Minimize Imposed Fines
Minimize the fine imposed for the conviction. This sentence element doesn’t have any direct immigration consequences except that it may be considered a form of a penalty sufficient to constitute a conviction under immigration law. Then minimizing other direct and indirect criminal consequences of the conviction.
The Relationship Between Criminal Convictions and Immigration Consequences
Interviewer: Is it a surprise to a criminal defense attorney that immigration consequences come about from criminal activity? And if it’s a surprise, how do immigration consequences even come stem from a criminal conviction?
It Is Important to Remember That Immigration Law Is Governed Federally
Ron: Well, most of the immigration consequences of crimes are triggered by a criminal conviction that meets a certain description. These convictions may trigger a ground of deportation, inadmissibility, which we’ll talk about later on, or a bar to relief in immigration court. Federal immigration law, rather than the law of New Jersey or any other state, governs whether or not a conviction exists.
The general rule is that a deferred adjudication of guilt, such as a PTI or a judge not sentencing you, still constitutes a conviction for immigration purposes, that is if it meets the immigration law definition, even if it doesn’t meet the state law.

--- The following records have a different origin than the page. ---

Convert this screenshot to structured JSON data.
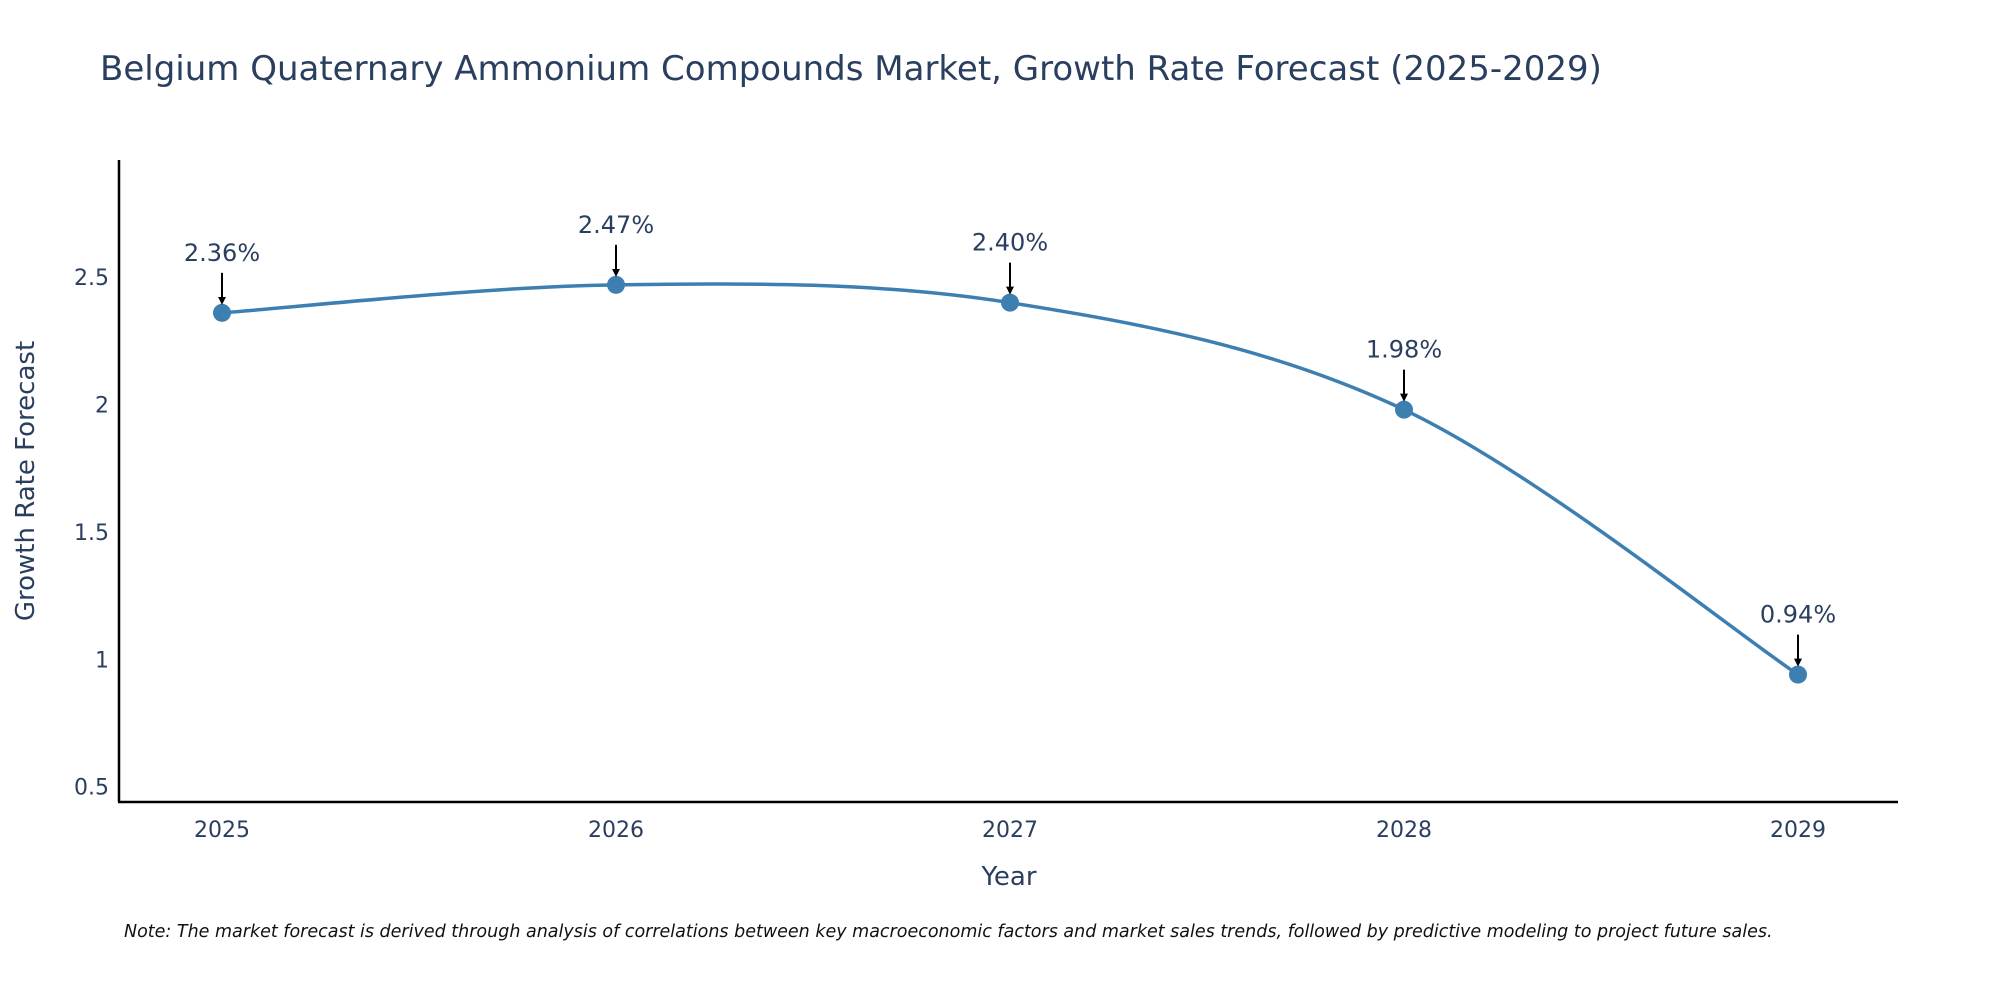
{
  "chart_data": {
    "type": "line",
    "title": "Belgium Quaternary Ammonium Compounds Market, Growth Rate Forecast (2025-2029)",
    "xlabel": "Year",
    "ylabel": "Growth Rate Forecast",
    "categories": [
      "2025",
      "2026",
      "2027",
      "2028",
      "2029"
    ],
    "values": [
      2.36,
      2.47,
      2.4,
      1.98,
      0.94
    ],
    "data_labels": [
      "2.36%",
      "2.47%",
      "2.40%",
      "1.98%",
      "0.94%"
    ],
    "y_ticks": [
      0.5,
      1,
      1.5,
      2,
      2.5
    ],
    "y_tick_labels": [
      "0.5",
      "1",
      "1.5",
      "2",
      "2.5"
    ],
    "ylim": [
      0.44,
      2.96
    ],
    "line_shape": "spline",
    "grid": false,
    "colors": {
      "line": "#3d7fb1",
      "marker": "#3d7fb1",
      "text": "#2a3f5f",
      "axis": "#000000",
      "arrow": "#000000"
    },
    "note": "Note: The market forecast is derived through analysis of correlations between key macroeconomic factors and market sales trends, followed by predictive modeling to project future sales."
  }
}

If the state doesn’t consider it a conviction, immigration might. There is a formal definition of conviction.
Basically it’s a finding of guilt, which can be based upon either a guilty verdict from a judge or a jury or the defendant enters a guilty plea and there has to be some type of sentence imposed. That could be level of sentencing. It could be a fine. It could be probation, any kind of restraint on the non-citizen’s liberty. That’s the definition of a conviction and that, 99.9% of the time, triggers the immigration consequences.

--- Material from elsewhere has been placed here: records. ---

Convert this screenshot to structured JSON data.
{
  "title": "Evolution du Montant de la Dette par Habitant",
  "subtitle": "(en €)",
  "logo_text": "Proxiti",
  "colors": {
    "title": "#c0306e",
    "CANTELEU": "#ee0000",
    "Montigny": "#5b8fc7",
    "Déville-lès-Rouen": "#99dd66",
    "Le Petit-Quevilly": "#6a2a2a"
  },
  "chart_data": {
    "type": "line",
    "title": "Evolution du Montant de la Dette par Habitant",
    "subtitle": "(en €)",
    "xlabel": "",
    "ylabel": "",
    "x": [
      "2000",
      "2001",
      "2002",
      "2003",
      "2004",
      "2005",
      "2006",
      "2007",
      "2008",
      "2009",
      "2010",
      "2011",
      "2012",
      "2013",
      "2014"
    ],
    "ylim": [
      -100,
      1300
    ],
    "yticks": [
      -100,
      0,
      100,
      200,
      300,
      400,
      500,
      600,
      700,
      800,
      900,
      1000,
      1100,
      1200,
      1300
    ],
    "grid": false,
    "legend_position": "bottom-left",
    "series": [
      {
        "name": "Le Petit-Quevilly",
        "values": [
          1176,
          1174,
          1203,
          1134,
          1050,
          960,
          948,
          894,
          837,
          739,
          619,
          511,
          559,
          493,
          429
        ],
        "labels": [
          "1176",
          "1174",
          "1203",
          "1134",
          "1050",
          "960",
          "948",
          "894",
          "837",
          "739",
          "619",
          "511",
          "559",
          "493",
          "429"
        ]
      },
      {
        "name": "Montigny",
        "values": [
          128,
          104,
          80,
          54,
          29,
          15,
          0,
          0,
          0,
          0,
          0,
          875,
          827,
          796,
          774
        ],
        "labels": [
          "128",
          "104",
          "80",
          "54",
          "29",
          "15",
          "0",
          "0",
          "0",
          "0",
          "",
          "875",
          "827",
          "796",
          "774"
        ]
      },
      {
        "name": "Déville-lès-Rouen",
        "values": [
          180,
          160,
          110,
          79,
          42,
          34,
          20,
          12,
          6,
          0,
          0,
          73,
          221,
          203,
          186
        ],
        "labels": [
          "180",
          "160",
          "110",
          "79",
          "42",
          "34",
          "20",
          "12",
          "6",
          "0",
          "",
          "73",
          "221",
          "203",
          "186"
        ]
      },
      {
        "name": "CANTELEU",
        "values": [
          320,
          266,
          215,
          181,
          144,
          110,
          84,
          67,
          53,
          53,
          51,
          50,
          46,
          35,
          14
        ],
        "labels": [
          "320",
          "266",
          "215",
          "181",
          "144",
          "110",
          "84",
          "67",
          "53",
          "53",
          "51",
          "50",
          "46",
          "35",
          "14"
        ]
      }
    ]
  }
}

What is Categorical Analysis?
Interviewer: You mentioned the term “categorical analysis.” What is that?
Ron: Immigration authorities use a special form of analysis. It’s called the categorical analysis, and they use it to determine whether a criminal conviction will cause the non-citizen to fall within any of the conviction-based grounds of removal or trigger a bar to relief. Counsel can use this same analysis to identify or create a criminal conviction that will avoid the removability factor.
Without going into a lot of detail, I’ve laid out a flowchart as an appendix that you can look at and you’ll see how the analysis flows. Also, immigration authorities can sometimes go beyond the statute and look at certain documents, and they call that the record of conviction.
Immigration Authorities Can Incorporate Modified Categorical Analysis
This is called the modified categorical analysis, which is properly used when the statute has subdivisions. What do I mean by that? As a perfect example, New Jersey has a statute “endangering the welfare of a minor.” The first section deals with non-sexual type of endangerment and there’s another subsection that deals with sexual type of conduct. So in that case, you would explore this modified categorical approach to try to make sure that your client fits into the first subsection, as opposed to the second subsection.
Criminal Conduct Without a Conviction
Interviewer: So besides a conviction, are there other ways that immigration consequences relate to a criminal case?
Ron: There are additional ways. A relatively small number of immigration consequences are triggered by what we call “criminal conduct” even if a conviction does not result. These cases do occur few and far in between and usually result if the government has, let’s say, a reason to believe that you’ve been a drug dealer or they have a reason to believe that you’ve engaged in prostitution.
So conduct-based immigration consequences could flow from criminal conduct even though no criminal conviction has occurred.